A Photo Essay by Abhishek Basu
Forty percent of India’s natural resources are found in Jharkhand (or “the land of forests”). The state suffers from what is called the “paradox of plenty” or “resource curse” wherein the population of an area with abundant natural resources suffers from deep poverty. The coal mining companies employ workers, mostly migrants, on contract basis to minimise their expenditure. The locals are left to either migrate or get involved with illegal mining. They carry and sell coal illegally on a daily basis to earn their livelihood.
These photographs taken in Baghmara, Nirsa, Egarkund, Kaliyasol, Govindpur, Baliapur, Dhanbad and Topchachi attempt to capture the profound sense of hopelessness at the loss that Jharkhand and its people have faced due to incessant mining.

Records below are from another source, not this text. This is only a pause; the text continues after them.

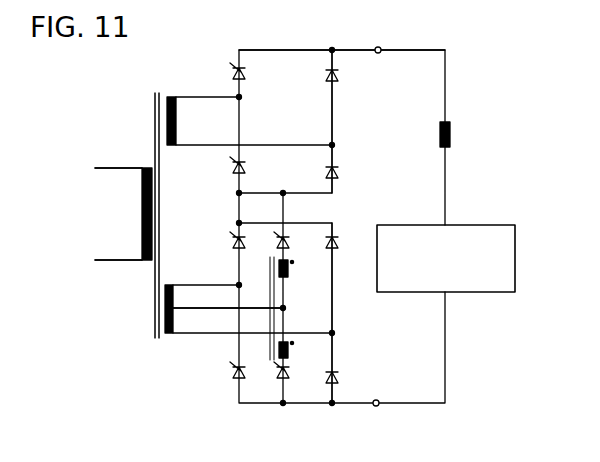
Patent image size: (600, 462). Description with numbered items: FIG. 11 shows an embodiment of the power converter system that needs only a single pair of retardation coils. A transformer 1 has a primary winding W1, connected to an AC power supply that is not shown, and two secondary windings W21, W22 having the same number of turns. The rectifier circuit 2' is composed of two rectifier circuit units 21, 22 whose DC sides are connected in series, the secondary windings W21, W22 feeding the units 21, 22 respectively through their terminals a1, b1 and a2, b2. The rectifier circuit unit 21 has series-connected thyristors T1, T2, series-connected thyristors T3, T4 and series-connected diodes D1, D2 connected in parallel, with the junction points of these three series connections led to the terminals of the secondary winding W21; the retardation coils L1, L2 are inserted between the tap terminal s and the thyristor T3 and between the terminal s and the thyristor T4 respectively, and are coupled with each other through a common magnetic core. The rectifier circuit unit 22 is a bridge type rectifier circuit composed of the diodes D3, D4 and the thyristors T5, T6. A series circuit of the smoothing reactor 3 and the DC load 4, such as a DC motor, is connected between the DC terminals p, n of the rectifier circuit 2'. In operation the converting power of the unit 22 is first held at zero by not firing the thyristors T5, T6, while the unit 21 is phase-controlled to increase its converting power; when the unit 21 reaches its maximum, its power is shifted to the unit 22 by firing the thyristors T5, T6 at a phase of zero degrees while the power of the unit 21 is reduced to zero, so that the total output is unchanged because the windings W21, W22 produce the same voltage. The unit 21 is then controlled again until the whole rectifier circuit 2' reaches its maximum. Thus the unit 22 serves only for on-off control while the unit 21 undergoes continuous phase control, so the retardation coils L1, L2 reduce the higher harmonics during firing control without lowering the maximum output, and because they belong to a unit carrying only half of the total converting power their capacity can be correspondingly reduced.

The transformer 1 is at (170, 72).
The rectifier circuit 2' is at (342, 29).
The smoothing reactor 3 is at (450, 136).
The DC load 4 is at (515, 240).
The rectifier circuit unit 21 is at (394, 335).
The rectifier circuit unit 22 is at (392, 139).
The primary winding W1 is at (142, 168).
The secondary winding W21 is at (167, 285).
The secondary winding W22 is at (188, 90).
The thyristor T1 is at (233, 242).
The thyristor T2 is at (244, 380).
The thyristor T3 is at (289, 244).
The thyristor T4 is at (289, 380).
The thyristor T5 is at (247, 71).
The thyristor T6 is at (247, 165).
The diode D1 is at (338, 242).
The diode D2 is at (339, 378).
The diode D3 is at (339, 76).
The diode D4 is at (338, 174).
The retardation coil L1 is at (289, 268).
The retardation coil L2 is at (289, 350).
The terminal a1 is at (239, 285).
The terminal a2 is at (239, 97).
The terminal b1 is at (335, 333).
The terminal b2 is at (335, 146).
The terminal s is at (286, 309).
The DC output terminal p is at (378, 49).
The DC output terminal n is at (379, 406).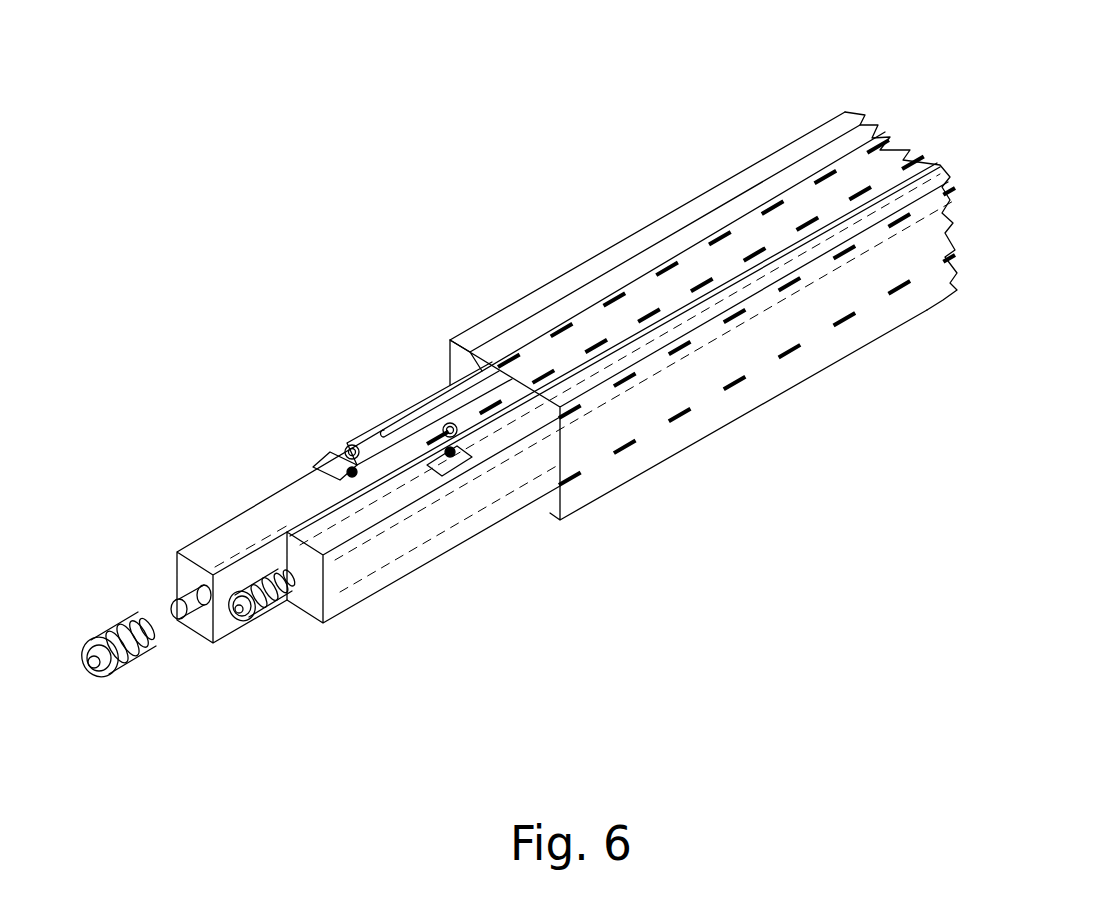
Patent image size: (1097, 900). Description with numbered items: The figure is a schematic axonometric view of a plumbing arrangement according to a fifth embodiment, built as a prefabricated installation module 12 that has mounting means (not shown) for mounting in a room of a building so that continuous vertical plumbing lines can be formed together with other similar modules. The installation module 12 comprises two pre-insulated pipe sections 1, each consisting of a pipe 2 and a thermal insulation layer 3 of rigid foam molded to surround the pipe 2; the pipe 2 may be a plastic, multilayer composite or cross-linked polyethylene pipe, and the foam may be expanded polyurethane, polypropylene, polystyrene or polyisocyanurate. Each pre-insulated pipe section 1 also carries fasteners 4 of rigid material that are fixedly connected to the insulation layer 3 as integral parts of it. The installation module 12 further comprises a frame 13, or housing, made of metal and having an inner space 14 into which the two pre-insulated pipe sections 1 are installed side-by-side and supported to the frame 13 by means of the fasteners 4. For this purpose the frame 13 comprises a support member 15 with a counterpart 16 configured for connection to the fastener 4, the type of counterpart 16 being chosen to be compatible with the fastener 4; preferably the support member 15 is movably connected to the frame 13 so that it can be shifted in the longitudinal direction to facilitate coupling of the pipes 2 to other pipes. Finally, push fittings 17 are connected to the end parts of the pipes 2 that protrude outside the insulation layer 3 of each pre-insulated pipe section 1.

The prefabricated installation module 12 is at (665, 114).
The frame 13 is at (628, 237).
The inner space 14 is at (470, 366).
The support member 15 is at (402, 412).
The counterpart 16 is at (352, 447).
The pre-insulated pipe section 1 is at (200, 552).
The pipe 2 is at (172, 600).
The thermal insulation layer 3 is at (207, 552).
The fastener 4 is at (330, 458).
The push fitting 17 is at (110, 628).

India’s demand for power has been rising constantly, including after the lockdown. In October 2021, coal-fired power stations that produce 70 per cent of India’s power announced that they had an average of four days of coal left, the lowest in years. With the onset of the unseasonal November rains, these open cast mines of Jharkhand are witnessing a sizzling down of their fires which hinders production and supplies. This has caused the migrant workers to work overtime in an increased number of shifts to keep the fires burning. In September 2021, China made a climate pledge to halt coal projects abroad. This came as a setback for many developing nations that relied on Chinese expertise and financing for coal plants. Subsequently, there was increased pressure on the mines of Dhanbad to Baghmara.